Neither of course is Labour any threat to Mr Key. Whatever it proposes will just be adopted by this government. Like clockwork, after Andrew Little’s call for the government to “diversify” the economy, that became a major theme of Mr Joyce’s latest BGA brochure, the launch of which this week was given the media coverage it deserved.
Full recovery
It falls then on Act to provide some alternative. Quite by accident, the invisible hand has finally delivered it the right leader in 32-year-old David Seymour. Under his leadership, the party has made it out of the hospice and back into intensive care. While no one is suggesting Act could yet survive were National to turn off the respirator, Mr Seymour is both an ideological purist and a shrewd political tactician.

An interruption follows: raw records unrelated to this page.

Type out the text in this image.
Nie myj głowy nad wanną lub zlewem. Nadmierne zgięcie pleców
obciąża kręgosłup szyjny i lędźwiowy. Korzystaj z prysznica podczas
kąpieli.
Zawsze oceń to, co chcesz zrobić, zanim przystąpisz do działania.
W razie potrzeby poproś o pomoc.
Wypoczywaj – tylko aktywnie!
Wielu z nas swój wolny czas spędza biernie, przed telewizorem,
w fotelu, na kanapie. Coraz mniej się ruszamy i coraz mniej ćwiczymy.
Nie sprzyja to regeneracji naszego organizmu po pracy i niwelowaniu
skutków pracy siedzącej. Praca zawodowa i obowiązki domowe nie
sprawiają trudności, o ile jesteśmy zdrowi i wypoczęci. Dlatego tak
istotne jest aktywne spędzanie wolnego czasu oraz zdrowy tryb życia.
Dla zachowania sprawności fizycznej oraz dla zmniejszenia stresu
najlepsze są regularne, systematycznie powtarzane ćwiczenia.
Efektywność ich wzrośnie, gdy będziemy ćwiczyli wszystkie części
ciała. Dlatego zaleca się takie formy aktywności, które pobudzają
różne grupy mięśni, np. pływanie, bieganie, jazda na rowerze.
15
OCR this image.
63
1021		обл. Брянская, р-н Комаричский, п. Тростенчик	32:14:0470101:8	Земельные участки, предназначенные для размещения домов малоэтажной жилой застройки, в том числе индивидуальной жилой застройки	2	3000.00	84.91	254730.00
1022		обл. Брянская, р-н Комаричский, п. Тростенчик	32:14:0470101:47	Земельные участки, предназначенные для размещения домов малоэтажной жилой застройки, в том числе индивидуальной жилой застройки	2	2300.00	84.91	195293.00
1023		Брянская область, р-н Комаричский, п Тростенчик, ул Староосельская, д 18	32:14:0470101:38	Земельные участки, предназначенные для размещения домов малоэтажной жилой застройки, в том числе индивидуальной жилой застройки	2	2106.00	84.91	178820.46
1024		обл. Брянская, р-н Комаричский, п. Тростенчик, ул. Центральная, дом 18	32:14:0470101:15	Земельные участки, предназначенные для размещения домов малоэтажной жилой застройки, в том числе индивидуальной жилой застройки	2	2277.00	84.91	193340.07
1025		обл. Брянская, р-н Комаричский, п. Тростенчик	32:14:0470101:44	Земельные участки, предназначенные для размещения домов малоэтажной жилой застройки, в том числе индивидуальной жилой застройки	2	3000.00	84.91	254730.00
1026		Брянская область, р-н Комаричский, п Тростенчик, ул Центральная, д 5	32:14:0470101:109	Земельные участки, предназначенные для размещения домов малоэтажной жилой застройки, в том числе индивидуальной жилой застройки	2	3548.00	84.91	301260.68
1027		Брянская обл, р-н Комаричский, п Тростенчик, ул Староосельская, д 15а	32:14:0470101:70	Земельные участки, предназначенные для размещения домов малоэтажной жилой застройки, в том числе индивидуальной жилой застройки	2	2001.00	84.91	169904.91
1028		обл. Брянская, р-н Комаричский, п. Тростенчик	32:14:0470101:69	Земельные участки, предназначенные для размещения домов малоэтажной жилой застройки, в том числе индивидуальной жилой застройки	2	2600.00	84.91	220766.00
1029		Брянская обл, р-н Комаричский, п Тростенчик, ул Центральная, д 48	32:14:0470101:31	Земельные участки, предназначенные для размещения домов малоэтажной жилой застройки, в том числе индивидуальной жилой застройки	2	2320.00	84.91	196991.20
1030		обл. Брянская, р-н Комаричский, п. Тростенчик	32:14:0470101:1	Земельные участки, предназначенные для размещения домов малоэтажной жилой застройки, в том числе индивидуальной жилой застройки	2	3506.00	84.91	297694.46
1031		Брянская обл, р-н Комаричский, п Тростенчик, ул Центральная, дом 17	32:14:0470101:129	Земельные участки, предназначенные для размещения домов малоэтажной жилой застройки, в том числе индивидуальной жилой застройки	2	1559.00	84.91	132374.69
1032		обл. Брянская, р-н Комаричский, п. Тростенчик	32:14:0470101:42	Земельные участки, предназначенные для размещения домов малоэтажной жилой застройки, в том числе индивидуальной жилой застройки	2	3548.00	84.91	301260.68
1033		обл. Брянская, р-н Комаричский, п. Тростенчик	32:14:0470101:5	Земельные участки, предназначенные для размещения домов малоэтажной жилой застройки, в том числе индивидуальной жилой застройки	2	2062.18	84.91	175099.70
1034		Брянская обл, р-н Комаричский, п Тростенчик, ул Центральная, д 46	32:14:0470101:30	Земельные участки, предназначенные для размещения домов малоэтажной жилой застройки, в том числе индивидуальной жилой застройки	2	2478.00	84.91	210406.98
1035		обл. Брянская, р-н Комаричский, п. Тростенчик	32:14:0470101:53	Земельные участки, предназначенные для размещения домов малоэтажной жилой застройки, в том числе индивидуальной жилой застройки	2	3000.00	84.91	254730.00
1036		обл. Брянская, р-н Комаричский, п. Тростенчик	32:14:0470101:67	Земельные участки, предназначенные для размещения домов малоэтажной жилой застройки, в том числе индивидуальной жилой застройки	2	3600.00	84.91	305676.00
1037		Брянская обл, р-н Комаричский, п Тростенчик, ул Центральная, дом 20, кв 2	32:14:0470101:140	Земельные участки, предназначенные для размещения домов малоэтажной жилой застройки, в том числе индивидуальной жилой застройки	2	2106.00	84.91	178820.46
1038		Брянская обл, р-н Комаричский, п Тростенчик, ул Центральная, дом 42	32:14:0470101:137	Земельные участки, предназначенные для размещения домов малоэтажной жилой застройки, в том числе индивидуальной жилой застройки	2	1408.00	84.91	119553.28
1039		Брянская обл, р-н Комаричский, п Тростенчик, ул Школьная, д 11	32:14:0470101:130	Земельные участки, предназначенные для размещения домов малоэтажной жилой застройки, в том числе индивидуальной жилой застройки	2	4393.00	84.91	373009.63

What better way to demonstrate the absurdity of the state than to use bar opening hours during the Rugby World Cup as an example? How astute to demonstrate the inherent unfairness of Labour and National’s endless welfare schemes, and soften Act’s image for being uncaring, by fixing the problem of paid parental leave for parents of premature babies?
His support for the Red Peak flag is pure triangulation, drawing positive attention from the left while demonstrating to the right the failure of Mr Key’s crony style of government. Anyone who thinks Mr Seymour’s “the French love coq” faux pas was actually that don’t know what they are dealing with. The same is true of his humiliation of Maurice Williamson, calculated to demonstrate a new generation is in charge.
None of this suggests there will be rush to hold vigil beside Act’s high-tech gurney. But it might be worth sending some flowers just in case Mr Seymour now manages to get his party at least into the general ward – and perhaps on a path to full recovery.